Réalisée dans l’épaisseur d’un os long, elle présente une face plane et une face bombée et ses deux extrémités portent des cassures en flexion. Le support a été très soigneusement préparé. Sur la face plane, on distingue le corps d’un cheval à la crinière bien détaillée. Il précède un autre cheval probable, limité à une croupe. Tous deux sont dotés d’une bande dorsale hachurée. Sur l’autre face, bombée, deux animaux sont figurés : un animal indéterminé, dont la hanche en saillie évoque les bovidés, précède un animal au museau bombé et doté d’une corne rectiligne : une antilope saïga.

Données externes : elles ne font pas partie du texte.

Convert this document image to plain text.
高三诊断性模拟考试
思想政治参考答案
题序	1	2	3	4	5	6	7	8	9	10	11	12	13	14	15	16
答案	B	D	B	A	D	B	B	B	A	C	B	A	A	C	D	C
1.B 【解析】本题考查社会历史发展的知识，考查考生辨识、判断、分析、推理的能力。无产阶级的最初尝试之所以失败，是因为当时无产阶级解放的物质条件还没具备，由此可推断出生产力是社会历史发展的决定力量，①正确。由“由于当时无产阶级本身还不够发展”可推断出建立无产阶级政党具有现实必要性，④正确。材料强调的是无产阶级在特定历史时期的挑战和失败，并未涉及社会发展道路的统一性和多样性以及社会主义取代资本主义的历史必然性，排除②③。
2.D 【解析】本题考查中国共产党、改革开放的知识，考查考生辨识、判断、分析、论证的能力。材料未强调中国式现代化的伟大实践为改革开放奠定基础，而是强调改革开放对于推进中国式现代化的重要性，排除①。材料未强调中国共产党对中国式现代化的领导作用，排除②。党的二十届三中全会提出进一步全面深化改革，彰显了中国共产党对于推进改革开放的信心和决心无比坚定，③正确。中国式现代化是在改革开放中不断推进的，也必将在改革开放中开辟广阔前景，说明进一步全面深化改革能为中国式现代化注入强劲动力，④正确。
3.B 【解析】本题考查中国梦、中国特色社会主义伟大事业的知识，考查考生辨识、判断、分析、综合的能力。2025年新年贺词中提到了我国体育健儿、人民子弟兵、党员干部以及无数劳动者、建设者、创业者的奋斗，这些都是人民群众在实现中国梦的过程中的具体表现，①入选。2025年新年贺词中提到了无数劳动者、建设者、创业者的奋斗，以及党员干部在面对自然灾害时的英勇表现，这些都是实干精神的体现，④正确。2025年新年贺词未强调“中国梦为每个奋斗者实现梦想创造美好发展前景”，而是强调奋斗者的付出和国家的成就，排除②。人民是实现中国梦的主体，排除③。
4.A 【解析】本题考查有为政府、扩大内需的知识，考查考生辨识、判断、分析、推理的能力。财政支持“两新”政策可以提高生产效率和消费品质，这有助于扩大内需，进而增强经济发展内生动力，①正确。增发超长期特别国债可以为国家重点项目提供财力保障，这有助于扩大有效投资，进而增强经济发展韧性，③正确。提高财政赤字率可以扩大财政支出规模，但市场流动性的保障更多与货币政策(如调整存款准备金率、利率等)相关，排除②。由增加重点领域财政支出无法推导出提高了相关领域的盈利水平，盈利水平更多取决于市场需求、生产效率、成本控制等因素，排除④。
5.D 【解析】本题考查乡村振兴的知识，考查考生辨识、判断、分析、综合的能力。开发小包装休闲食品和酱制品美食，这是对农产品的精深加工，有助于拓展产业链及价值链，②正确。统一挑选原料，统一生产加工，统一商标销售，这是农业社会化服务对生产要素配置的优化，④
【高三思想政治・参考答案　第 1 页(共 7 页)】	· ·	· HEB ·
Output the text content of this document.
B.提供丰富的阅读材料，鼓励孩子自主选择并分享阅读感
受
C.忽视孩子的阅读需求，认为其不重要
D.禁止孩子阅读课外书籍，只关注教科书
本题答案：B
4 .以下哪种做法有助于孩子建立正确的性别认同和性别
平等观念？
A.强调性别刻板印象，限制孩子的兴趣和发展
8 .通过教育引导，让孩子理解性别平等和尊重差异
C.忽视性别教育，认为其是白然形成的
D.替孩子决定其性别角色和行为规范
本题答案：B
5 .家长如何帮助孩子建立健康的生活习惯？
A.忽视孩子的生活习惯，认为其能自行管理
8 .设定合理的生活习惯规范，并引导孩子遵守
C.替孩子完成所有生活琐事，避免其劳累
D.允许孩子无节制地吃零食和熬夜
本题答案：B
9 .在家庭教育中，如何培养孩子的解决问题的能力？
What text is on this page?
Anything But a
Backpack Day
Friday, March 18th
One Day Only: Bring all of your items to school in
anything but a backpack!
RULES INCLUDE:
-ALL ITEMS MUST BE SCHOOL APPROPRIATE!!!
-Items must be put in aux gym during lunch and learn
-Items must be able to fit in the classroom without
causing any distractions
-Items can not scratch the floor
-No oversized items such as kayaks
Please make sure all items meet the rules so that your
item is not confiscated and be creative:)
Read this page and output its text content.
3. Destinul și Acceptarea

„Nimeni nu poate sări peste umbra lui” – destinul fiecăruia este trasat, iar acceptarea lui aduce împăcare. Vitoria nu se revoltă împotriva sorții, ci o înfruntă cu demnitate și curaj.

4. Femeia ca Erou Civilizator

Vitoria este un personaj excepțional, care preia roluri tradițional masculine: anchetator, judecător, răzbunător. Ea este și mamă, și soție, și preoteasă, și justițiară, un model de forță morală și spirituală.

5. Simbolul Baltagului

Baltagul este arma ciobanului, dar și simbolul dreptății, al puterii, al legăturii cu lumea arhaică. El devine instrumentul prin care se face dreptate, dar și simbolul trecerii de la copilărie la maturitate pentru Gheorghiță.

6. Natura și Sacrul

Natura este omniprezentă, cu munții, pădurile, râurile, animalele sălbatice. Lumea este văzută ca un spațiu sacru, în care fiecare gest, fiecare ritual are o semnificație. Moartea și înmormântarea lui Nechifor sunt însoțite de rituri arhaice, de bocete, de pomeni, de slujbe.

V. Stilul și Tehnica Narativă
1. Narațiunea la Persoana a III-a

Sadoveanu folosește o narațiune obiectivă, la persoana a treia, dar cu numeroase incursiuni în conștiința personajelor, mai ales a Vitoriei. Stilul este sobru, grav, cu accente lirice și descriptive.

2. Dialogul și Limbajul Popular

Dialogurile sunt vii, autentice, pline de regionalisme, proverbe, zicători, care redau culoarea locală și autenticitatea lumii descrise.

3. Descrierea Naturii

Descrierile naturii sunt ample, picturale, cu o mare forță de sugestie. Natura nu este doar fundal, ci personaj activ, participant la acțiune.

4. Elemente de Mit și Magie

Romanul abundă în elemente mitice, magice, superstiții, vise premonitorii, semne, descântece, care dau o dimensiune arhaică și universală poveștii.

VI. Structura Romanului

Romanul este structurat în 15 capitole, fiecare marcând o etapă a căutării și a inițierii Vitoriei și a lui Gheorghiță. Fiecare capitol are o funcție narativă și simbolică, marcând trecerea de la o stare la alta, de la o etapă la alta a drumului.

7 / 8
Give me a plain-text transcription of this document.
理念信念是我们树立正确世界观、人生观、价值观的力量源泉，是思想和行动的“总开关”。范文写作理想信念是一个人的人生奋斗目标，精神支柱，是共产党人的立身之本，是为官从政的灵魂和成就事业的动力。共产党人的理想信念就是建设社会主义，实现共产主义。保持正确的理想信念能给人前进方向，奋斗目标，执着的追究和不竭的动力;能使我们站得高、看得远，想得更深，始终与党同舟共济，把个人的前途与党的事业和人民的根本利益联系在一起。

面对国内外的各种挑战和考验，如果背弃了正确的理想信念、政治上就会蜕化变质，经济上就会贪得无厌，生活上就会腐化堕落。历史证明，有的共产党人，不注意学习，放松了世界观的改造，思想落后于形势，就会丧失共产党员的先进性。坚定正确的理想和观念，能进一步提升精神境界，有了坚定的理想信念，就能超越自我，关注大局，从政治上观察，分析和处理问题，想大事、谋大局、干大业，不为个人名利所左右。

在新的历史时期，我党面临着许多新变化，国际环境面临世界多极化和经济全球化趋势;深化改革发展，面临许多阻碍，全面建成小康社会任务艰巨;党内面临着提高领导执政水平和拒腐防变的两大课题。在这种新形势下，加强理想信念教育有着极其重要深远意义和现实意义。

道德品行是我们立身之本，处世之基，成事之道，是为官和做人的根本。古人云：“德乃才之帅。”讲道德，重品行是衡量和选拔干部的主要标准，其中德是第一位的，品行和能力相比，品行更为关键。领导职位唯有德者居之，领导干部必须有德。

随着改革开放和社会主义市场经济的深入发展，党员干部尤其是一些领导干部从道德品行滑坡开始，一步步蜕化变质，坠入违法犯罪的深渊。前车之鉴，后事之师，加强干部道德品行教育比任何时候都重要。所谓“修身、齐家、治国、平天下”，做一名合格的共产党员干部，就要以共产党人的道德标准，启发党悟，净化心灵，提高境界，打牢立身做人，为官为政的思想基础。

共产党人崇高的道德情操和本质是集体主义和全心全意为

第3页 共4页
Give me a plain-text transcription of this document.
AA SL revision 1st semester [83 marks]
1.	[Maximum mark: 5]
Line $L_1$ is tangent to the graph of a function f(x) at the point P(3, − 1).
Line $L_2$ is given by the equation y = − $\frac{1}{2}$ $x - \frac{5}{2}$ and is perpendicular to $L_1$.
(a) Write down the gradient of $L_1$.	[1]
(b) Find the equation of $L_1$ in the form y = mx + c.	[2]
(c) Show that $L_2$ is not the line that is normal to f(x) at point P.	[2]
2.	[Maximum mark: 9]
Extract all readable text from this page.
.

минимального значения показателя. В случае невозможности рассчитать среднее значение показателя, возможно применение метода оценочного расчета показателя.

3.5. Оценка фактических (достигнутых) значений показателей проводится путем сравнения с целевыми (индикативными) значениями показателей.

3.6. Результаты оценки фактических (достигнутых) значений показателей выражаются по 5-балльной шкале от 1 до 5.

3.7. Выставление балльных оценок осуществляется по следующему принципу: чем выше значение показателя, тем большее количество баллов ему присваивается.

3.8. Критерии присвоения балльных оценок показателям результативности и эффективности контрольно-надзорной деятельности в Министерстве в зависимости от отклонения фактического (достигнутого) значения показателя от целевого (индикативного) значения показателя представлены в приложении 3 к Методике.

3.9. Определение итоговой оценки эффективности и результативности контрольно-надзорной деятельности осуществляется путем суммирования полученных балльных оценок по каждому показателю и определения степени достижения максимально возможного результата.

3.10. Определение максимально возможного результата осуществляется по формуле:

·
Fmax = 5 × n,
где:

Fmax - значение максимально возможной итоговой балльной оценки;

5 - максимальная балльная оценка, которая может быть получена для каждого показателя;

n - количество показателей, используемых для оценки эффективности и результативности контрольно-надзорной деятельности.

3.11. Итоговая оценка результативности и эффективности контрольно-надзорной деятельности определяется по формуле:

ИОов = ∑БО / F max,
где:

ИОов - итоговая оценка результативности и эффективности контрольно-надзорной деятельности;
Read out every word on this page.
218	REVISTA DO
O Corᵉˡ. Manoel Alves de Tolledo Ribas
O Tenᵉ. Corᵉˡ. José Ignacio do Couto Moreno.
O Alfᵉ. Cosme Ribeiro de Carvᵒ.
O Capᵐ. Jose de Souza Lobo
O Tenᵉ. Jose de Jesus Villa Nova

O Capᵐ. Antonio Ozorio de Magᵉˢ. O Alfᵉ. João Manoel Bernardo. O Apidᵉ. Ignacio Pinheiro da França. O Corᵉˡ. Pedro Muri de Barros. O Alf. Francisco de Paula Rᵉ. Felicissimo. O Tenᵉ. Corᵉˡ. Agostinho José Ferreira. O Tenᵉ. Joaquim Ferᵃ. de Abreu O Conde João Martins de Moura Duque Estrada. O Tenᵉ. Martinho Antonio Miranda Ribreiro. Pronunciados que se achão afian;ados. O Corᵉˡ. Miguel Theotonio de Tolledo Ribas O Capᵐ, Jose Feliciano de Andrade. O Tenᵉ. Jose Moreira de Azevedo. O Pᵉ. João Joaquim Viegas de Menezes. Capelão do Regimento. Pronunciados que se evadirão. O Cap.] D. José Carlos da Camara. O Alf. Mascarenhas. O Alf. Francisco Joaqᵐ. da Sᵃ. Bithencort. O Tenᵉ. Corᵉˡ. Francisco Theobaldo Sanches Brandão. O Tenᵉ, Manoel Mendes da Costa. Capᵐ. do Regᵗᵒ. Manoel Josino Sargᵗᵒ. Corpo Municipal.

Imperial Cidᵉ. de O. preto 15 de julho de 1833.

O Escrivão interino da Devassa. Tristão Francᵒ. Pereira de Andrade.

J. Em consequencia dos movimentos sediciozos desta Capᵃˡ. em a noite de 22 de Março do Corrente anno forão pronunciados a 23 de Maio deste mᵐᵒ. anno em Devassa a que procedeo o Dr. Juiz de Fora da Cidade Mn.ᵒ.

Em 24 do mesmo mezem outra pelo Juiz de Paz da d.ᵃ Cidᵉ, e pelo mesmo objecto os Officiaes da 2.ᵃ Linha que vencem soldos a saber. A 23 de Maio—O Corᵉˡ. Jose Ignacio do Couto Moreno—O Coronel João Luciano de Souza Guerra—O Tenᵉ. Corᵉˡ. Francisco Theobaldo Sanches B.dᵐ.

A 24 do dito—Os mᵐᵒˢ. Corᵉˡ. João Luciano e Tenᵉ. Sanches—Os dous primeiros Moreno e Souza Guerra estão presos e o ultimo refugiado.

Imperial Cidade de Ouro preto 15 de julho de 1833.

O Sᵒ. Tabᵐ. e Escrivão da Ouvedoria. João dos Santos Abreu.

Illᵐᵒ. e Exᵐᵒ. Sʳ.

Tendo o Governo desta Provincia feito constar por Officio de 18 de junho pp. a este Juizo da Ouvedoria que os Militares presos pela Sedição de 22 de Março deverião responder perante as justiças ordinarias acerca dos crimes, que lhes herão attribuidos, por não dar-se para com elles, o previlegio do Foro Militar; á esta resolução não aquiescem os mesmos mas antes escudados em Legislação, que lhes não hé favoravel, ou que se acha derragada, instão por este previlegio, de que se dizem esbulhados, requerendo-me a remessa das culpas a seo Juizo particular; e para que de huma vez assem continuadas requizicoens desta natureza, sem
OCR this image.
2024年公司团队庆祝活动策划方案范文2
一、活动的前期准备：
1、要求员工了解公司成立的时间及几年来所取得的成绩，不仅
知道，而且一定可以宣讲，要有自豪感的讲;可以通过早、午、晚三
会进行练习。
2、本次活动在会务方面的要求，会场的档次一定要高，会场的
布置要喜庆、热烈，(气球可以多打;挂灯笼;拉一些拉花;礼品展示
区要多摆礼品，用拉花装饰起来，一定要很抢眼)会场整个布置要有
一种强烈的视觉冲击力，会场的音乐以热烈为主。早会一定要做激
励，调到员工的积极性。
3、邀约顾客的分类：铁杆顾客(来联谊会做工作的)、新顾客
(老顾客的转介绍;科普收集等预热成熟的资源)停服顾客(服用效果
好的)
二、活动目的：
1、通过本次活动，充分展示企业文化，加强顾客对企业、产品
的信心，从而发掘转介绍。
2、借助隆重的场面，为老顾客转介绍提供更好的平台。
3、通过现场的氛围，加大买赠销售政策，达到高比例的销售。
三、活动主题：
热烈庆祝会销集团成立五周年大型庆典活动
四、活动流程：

C’est cette antilope, unique représentante de sa famille en Europe, qui retient le plus l’attention. Cet animal subsiste encore de nos jours dans les steppes arides et semi-arides du Kazakhstan et de Mongolie, en troupeaux de 10 à 40 têtes. Son aire de répartition actuelle se réduit considérablement en raison du braconnage et d’une crise épizootique : elle est maintenant en danger d’extinction, en particulier en Mongolie. En dehors des cornes annelées et rectilignes du mâle et de ses pattes graciles, sa caractéristique principale est l’aspect massif de sa tête, accentué par un museau formant une courte trompe qui sert à réchauffer et à filtrer l’air. Au cours des deux derniers maximums glaciaires, deux migrations importantes l’ont amenée jusqu’en Europe de l’Ouest, il y a environ - 150 000 ans et entre – 25 000 et - 15 000 ans. Les représentations de saïga au Paléolithique supérieur sont rares mais attestées, tant en art pariétal (Combarelles II, Rouffignac) qu’en art mobilier (La Vache, Enlène, Gourdan, Bize, La Souquette, Laugerie-Basse, etc.).